Oregon-based startup Proxense provides wireless Internet service to hospitals and doctors’ offices, but its services go far beyond simple wireless access.
The health IT company has developed a “wireless platform” that can deliver various software applications it has developed to users in hospitals, outpatient medical centers and physicians’ offices. Thus far, Proxense has developed two applications for the platform: ProxAccess, a program that uses an ID card and sensor to log users, such as doctors in hospitals, in and out of computers without having to touch a keyboard, and ProxTrax, a radio frequency-based asset-, patient- or personnel-tracking program.
“The thing that truly differentiates our technology from others is that it is a wireless network platform on top of which many, many applications can sit, versus being a wireless network dedicated to one application,” said Jeff Davies, sales director for the company’s eastern region.
“The latter inherently causes wireless conflicts and performance issues, given the limited channels available,” he added.

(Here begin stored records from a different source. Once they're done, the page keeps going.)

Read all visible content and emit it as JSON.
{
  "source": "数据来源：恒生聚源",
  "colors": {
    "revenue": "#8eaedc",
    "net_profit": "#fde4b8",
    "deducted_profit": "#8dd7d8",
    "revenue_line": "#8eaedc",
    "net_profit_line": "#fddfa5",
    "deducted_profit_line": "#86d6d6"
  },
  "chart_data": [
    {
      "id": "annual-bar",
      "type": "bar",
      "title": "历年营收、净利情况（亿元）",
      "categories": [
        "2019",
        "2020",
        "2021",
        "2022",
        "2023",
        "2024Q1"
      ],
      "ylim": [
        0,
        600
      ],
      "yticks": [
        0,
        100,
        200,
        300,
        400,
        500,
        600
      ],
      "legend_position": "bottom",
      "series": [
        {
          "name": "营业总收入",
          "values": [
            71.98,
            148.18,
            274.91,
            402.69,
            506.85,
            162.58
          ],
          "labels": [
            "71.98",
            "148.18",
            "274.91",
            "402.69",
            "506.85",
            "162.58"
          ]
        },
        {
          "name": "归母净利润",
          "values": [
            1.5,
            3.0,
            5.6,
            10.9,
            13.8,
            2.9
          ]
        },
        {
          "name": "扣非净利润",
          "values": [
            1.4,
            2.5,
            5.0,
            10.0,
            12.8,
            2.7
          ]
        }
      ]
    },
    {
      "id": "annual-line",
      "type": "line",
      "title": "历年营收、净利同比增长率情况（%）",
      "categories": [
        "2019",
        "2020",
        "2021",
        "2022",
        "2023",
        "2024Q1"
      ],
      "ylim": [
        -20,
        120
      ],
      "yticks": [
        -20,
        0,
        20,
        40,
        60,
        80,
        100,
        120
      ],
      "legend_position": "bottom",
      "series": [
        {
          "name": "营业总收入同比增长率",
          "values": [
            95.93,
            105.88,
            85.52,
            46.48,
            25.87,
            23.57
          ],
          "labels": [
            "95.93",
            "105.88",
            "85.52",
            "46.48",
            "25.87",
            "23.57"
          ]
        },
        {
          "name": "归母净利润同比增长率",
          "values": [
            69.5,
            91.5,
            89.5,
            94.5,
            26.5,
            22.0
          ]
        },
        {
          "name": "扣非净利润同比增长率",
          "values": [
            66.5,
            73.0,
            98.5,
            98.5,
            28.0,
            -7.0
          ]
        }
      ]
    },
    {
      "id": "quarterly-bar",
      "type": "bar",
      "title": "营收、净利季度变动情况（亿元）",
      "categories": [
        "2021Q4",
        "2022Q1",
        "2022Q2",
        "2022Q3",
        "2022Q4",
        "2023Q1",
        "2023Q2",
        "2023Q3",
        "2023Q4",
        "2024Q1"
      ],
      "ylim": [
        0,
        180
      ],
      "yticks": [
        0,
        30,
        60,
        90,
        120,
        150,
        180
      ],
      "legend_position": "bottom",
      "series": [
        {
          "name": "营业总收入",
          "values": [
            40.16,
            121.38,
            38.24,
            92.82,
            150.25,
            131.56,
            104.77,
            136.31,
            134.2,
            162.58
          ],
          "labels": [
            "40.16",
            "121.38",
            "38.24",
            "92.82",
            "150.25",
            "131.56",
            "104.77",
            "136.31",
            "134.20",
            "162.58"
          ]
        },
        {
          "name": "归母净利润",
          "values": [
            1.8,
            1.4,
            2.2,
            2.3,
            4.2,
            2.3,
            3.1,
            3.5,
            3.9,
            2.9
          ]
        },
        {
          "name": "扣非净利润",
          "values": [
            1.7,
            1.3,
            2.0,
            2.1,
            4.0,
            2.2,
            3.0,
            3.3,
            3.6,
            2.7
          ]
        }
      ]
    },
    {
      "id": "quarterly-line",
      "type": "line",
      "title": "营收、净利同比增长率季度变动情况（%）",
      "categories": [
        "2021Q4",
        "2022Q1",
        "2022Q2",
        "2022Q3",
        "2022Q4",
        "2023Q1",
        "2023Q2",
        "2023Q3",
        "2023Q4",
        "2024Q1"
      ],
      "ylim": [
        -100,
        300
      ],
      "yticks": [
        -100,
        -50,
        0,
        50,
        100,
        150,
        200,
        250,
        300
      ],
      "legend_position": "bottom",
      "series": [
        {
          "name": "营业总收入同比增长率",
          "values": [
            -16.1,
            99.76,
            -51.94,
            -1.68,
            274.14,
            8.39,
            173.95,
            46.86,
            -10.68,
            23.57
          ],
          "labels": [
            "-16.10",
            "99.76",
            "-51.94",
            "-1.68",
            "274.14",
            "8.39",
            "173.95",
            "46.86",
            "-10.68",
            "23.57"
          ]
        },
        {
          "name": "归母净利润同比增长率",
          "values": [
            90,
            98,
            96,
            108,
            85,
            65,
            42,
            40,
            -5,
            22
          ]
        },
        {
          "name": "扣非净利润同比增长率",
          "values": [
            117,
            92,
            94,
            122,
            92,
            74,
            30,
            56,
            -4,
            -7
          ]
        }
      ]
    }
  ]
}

By employing so-called real-time location services (RTLS), hospitals can more efficiently use equipment, better manage inventory and improve patient flow and employee work flow, the thinking goes. ProxAccess, for example, frees doctors from having to remember several passwords, boosts efficiency and improves security via automatic login and logoff, according to the company.
Though Proxense has been around since 2005 and raised $6 million in angel funding in its lifetime, Proxense has been selling its systems for less than a year, having spent previous years building out its technology.
“The technology is solid. Now we’ve got to take this to market,” Davies said.
The company has 22 employees, most of whom work in engineering and technology at its Florida location. Davies is Proxense’s only Cleveland-based worker.
Proxense has already enjoyed some early success, inking five clients. At least two — the Bend Memorial Clinic and Central Oregon ENT — are located near the company’s Bend, Oregon headquarters. But like any startup, Proxense will need to constantly push geographic boundaries as it seeks more and more new customers, and that’s where Northeast Ohio may come in.
The company may look to expand its one-man Cleveland office in the future, with the most likely hires coming in sales and marketing. As the company grows, Cleveland could become its hub for sales in the eastern U.S. However, it’s too early in the process to know numbers or time frame, Davies said. Much of that will depend on Proxense’s ability to boost sales in the coming months, and that’ll depend on the company’s success in differentiating itself from an increasing amount of competitors in the real-time locations services market.
Key competitors include AeroScout, Ekahau and AwarePoint, which boasted 91 hospital installations of its RTLS system as of last month. AwarePoint, which has inked deals with several value-added resellers and raised $20 million in investment funding last year, seems an especially formidable foe.
Nonetheless, the RTLS market is young and still wide open. Davies predicts that the eventual market leader will be a company that can successfully integrate a package of different technologies from different vendors.